A girl riding a Paint with her instructor
Use the #adoptahorse hashtag on social media to spread the word about adoptable horse listings this May for ASPCA Adopt a Horse Month. Photo courtesy ASPCA Right Horse Program

Whether you are seeking to adopt, want to help spread the word, or both, increasing the number of adopted horses is a win-win for everyone. Adoption fees are a great value, and adopting a horse means becoming a part of an existing community that is always willing to help.

“I think that’s really what sets adoption, especially through an ASPCA Right Horse Adoption Partner, apart,” says Schulte Kappert. “It’s all about exactly what the [Right Horse] name says: matching the right horse with the right person.”

The Horse-Human Connection

Many potential adopters have a goal or a dream of adopting a horse.
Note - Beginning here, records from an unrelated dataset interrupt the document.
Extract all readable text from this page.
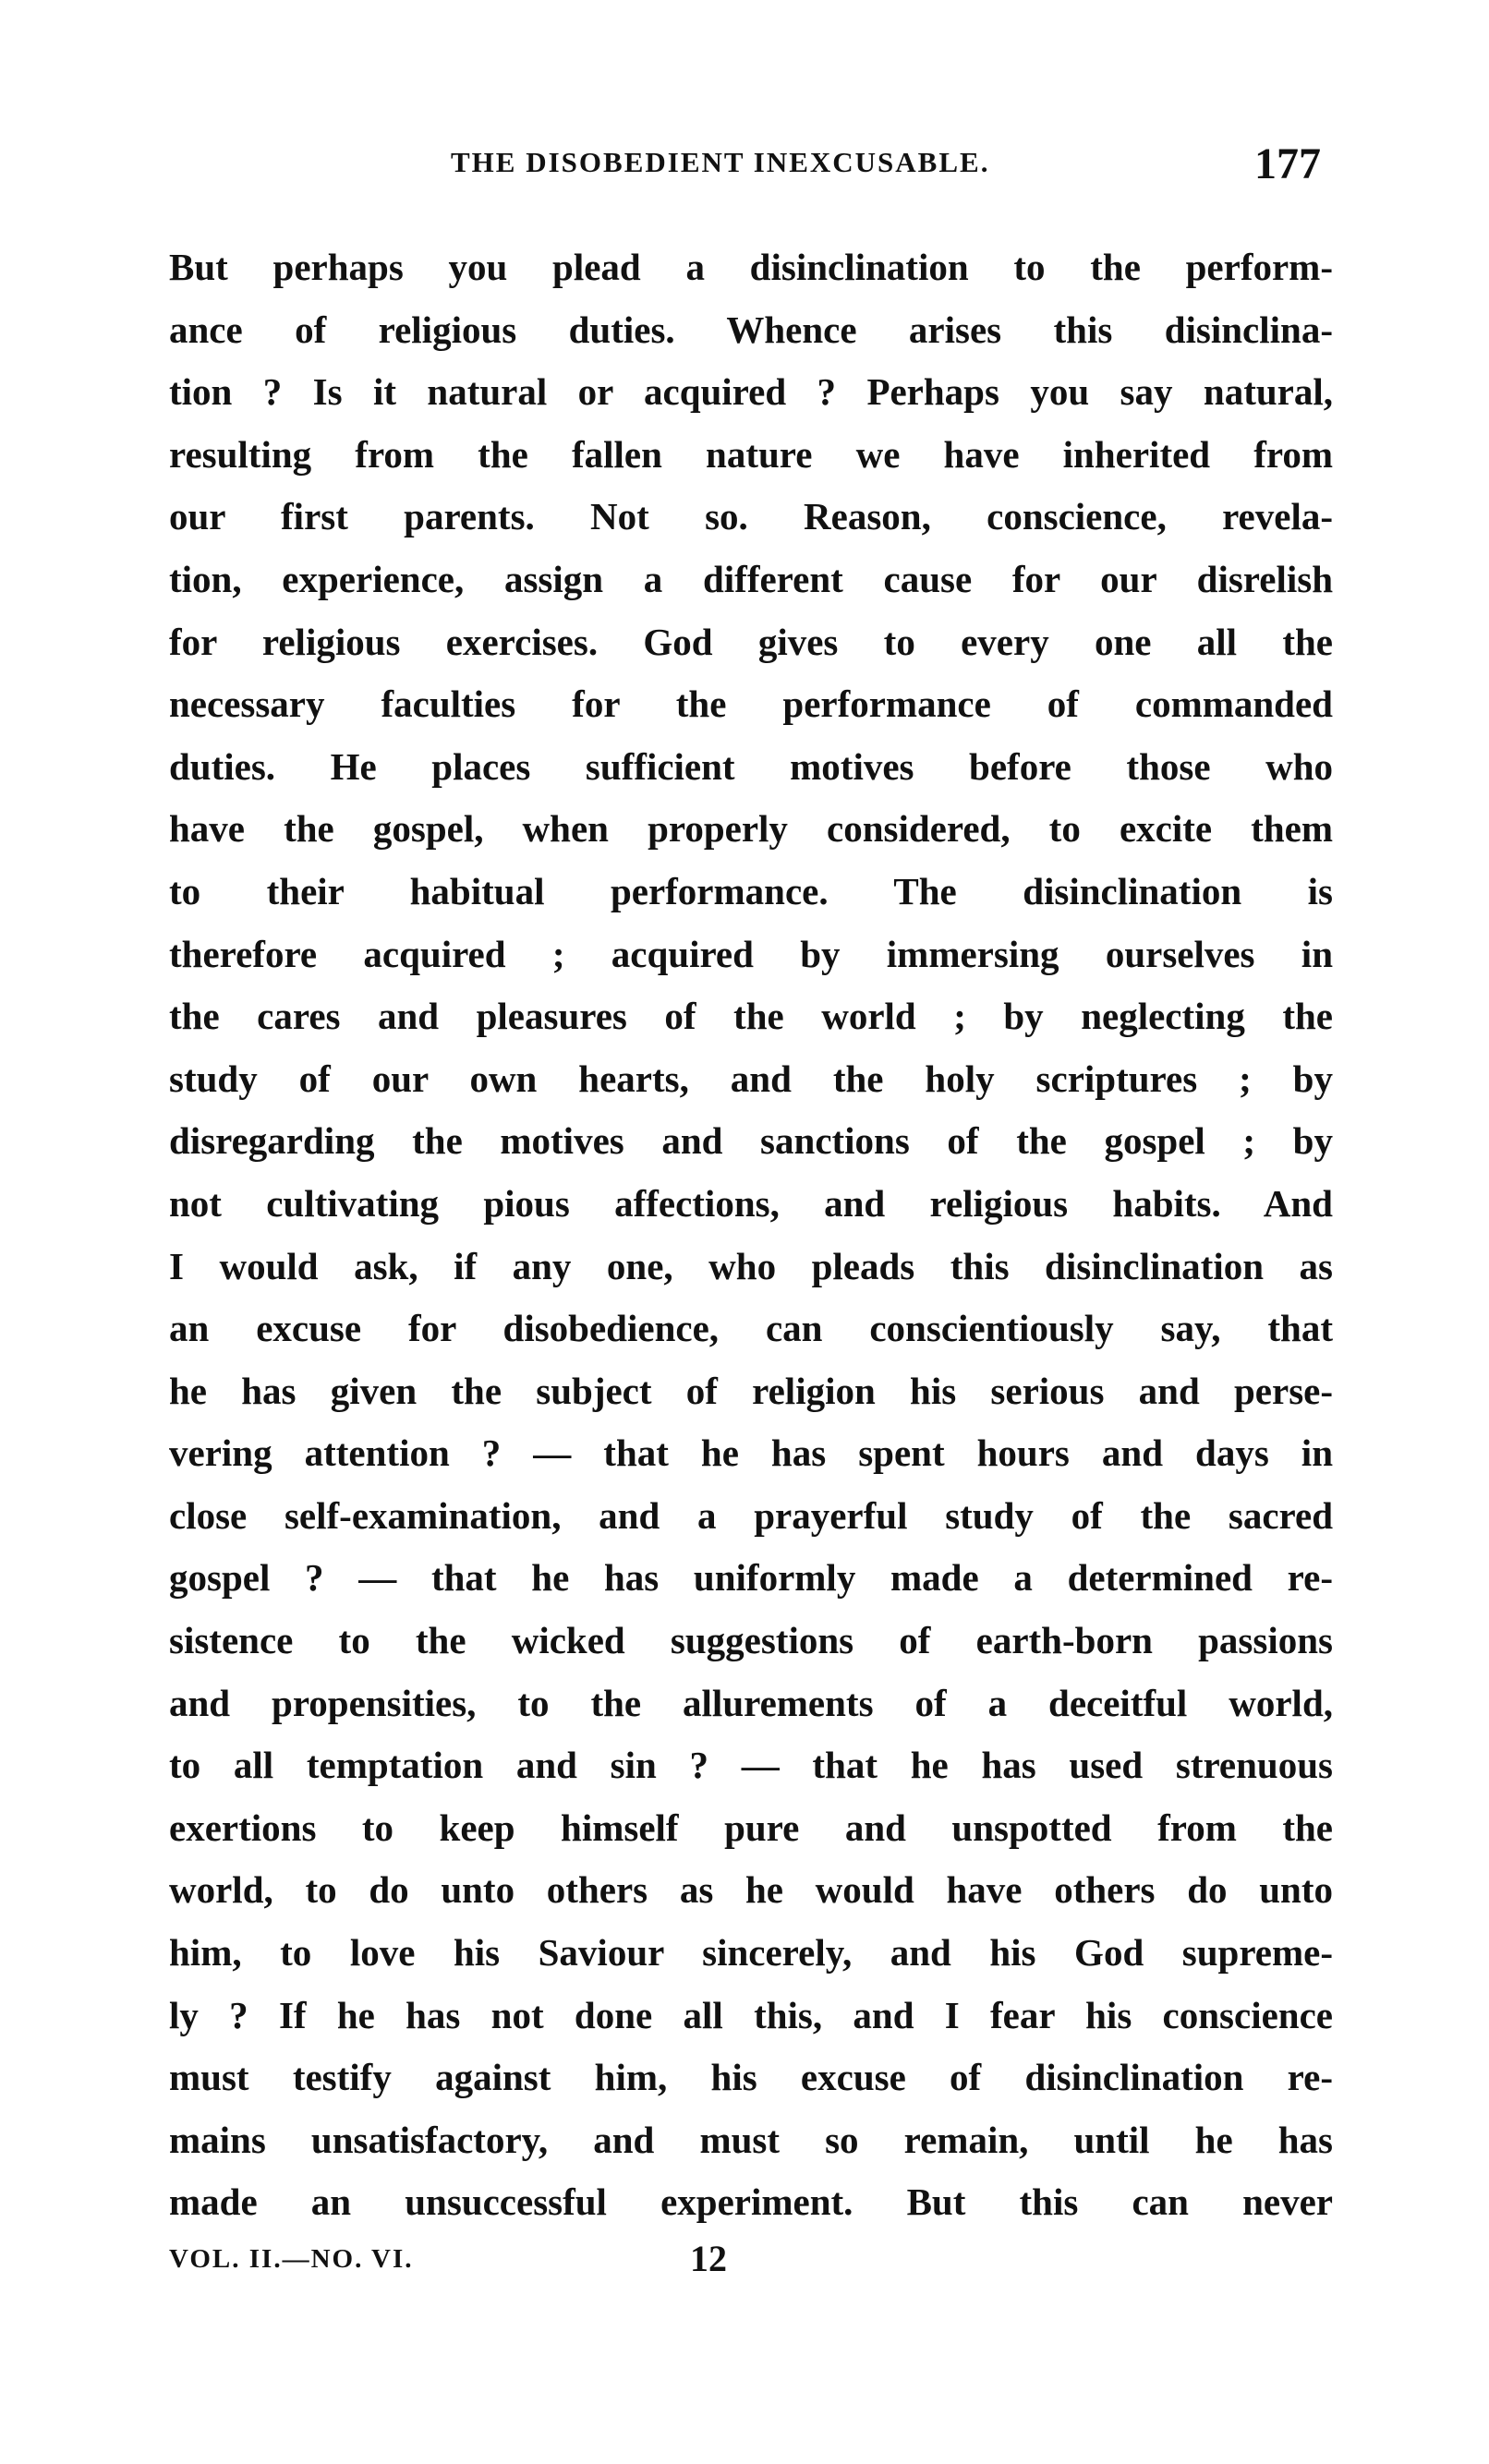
THE DISOBEDIENT INEXCUSABLE.	177
But perhaps you plead a disinclination to the perform-
ance of religious duties. Whence arises this disinclina-
tion ? Is it natural or acquired ? Perhaps you say natural,
resulting from the fallen nature we have inherited from
our first parents. Not so. Reason, conscience, revela-
tion, experience, assign a different cause for our disrelish
for religious exercises. God gives to every one all the
necessary faculties for the performance of commanded
duties. He places sufficient motives before those who
have the gospel, when properly considered, to excite them
to their habitual performance. The disinclination is
therefore acquired ; acquired by immersing ourselves in
the cares and pleasures of the world ; by neglecting the
study of our own hearts, and the holy scriptures ; by
disregarding the motives and sanctions of the gospel ; by
not cultivating pious affections, and religious habits. And
I would ask, if any one, who pleads this disinclination as
an excuse for disobedience, can conscientiously say, that
he has given the subject of religion his serious and perse-
vering attention ? — that he has spent hours and days in
close self-examination, and a prayerful study of the sacred
gospel ? — that he has uniformly made a determined re-
sistence to the wicked suggestions of earth-born passions
and propensities, to the allurements of a deceitful world,
to all temptation and sin ? — that he has used strenuous
exertions to keep himself pure and unspotted from the
world, to do unto others as he would have others do unto
him, to love his Saviour sincerely, and his God supreme-
ly ? If he has not done all this, and I fear his conscience
must testify against him, his excuse of disinclination re-
mains unsatisfactory, and must so remain, until he has
made an unsuccessful experiment. But this can never
VOL. II.—NO. VI.	12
“Sometimes they have a specific type of horse in mind, or they may not,” says Schulte Kappert. Potential adopters may walk onto a farm or ranch, and through working with skilled matchmakers, their goals and dreams can be matched with the right horse.

“Sometimes that horse looks pretty different than what they initially [wanted],” she continues. “But the connection between the horse and the person is what really matters.”

Schulte Kappert elaborates that beyond matchmakers, Adoption Partners have support systems in place to fill a variety of needs. For example, should a person want to adopt but they are not quite ready, volunteer opportunities exist, along with riding lessons on the horse they are considering adopting. These introductory steps can be taken while adoption preparations are being made.

Even after the horse is taken home, if something isn’t going quite as expected, trainers from the shelter can often go out to help the new owner over their hurdle.

“Our Adoption Partners build those positive relationships so that if anything unforeseen happens, they’ve got somebody they can lean on,” she says.

Though not the only option, Adoption Partners also offer a re-homing safety net should the adopter’s financial or life situation change, and they need to return the horse to the shelter.

The Bigger Picture

As feel-good as individual adoption stories may be, there is an even bigger picture to ASPCA’s Adopt a Horse Month and equine adoption as a whole.

“By adopting, you’re contributing to the overall picture of helping horses, because a stall opens up for the next horse in need,” says Schulte Kappert.

Beyond the act of adoption itself, when adopters talk or share about it, they’re spreading the word and encouraging their friends to do it.

“The more that grows, the next horse gets adopted … it’s a whole life-saving cycle,” she says. “Adopting is a really sustainable way to get a horse, and that’s what we want Adopt a Horse Month to celebrate.”

Getting Involved in Adopt a Horse Month

For shelters and rescues that want to participate, the ASPCA has plentiful resources to help get these organizations prepared and to market themselves to the community. There’s also assistance available on how to best showcase adoptable horses through photos and listings.

Anyone can search for an adoptable horse or share listings by visiting myrighthorse.org. Schulte Kappert says that this alone is a powerful way to get involved with ASPCA’s Adopt a Horse Month, and imagines the success that could be achieved if anyone who wanted to participate could share one horse per week to help increase visibility.

“We hope that folks will share adoptable horses using the #adoptahorse hashtag,” she says. “We would love for everyone who loves horses to feel like they have some ownership over the month, and even if they’re not ready to adopt or never adopt, that they use their voice to help promote adoption.”